If you are new to the whole university thing then here are some guidelines for you:
1. Meet your academic advisor – Most academic programs have an ‘academic advisor’ associated with them (e.g., see here for McGill’s website about advising). These individuals are there to help students get through their program, and advisors typically help students with course selection, and help plan a student’s academic program. When arriving on campus, you should book a meeting with your advisor, and more importantly, listen to their advice! Advisors know the ins and outs of your program, and paying attention to them will help you in the long run. You don’t want to end up messing up your academic program because you decided to avoid taking required courses early on in your program! Source: Arthropod Ecology
2. Develop good study habits!
- Use a day planner to keep track of upcoming dates for assignments and tests
- Develop a routine for organizing your workload. Use time between classes to catch up on reading and studying
- Review your course notes on a regular basis
- Keep up to date on all your required reading
- Form a study group to review lecture notes and prepare for your exams. Mixing social interaction with studying will make it more fun
- Get started with assignments right away. Don’t leave things to the last minute
- Review for tests over a longer period of time. Take breaks while studying and avoid “all nighters.” Your memory works best if you recall information frequently over time
- Seek help if you are having trouble with your courses.
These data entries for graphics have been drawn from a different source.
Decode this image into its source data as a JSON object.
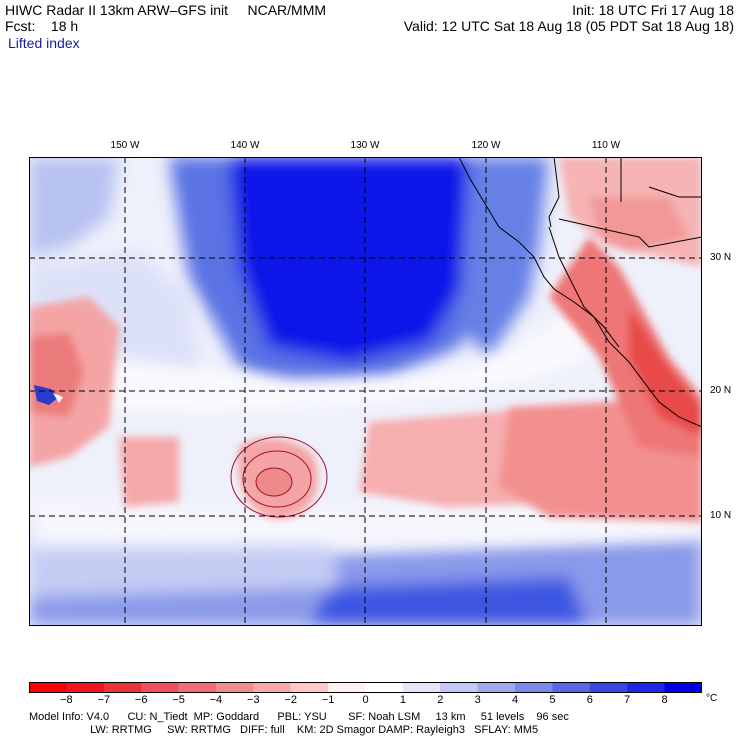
{
  "header": {
    "title": "HIWC Radar II 13km ARW–GFS init",
    "org": "NCAR/MMM",
    "init": "Init: 18 UTC Fri 17 Aug 18",
    "fcst_label": "Fcst:",
    "fcst_value": "18 h",
    "valid": "Valid: 12 UTC Sat 18 Aug 18 (05 PDT Sat 18 Aug 18)",
    "field": "Lifted index"
  },
  "map": {
    "longitude_labels": [
      "150 W",
      "140 W",
      "130 W",
      "120 W",
      "110 W"
    ],
    "latitude_labels": [
      "30 N",
      "20 N",
      "10 N"
    ],
    "colors": {
      "stable_strong": "#0000e6",
      "stable": "#3d5ce0",
      "neutral": "#ffffff",
      "unstable": "#f4a0a0",
      "unstable_strong": "#e23a3a"
    }
  },
  "colorbar": {
    "labels": [
      "−8",
      "−7",
      "−6",
      "−5",
      "−4",
      "−3",
      "−2",
      "−1",
      "0",
      "1",
      "2",
      "3",
      "4",
      "5",
      "6",
      "7",
      "8"
    ],
    "unit": "°C",
    "colors": [
      "#ff0000",
      "#f2141e",
      "#ec3236",
      "#f0505a",
      "#f06e72",
      "#f48c8e",
      "#f8aaaa",
      "#fcc8c8",
      "#fef0f0",
      "#ffffff",
      "#e4e6f8",
      "#c4c8f4",
      "#a0a8ee",
      "#7c88ea",
      "#5868e6",
      "#3848e6",
      "#1c2ae8",
      "#0000e6"
    ]
  },
  "footer": {
    "line1": "Model Info: V4.0      CU: N_Tiedt  MP: Goddard      PBL: YSU       SF: Noah LSM     13 km     51 levels    96 sec",
    "line2": "                    LW: RRTMG     SW: RRTMG   DIFF: full    KM: 2D Smagor DAMP: Rayleigh3   SFLAY: MM5"
  }
}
There are lots of resources available on campus that can help you if you are feeling overwhelmed with your studies
Source: Lakehead University
3. Drag yourself to class – Yes, some profs post all of their notes online (although most of my profs only included outlines, you actually had to go to class to get the full notes) and yes, you can get notes from your friends/classmates. But reading the notes is not the same as actually going to class. Many profs will give subtle hints about what they will test in exams during class. For example, if a prof repeats something several times, you can bet it is important, and will likely show up on the exam. Similarly, you can often pick up on a prof’s body language, as to what they consider important. Those types of things you can’t get from notes. Other profs will do more examples of problems in class than will appear in the posted notes. Source: Yconic.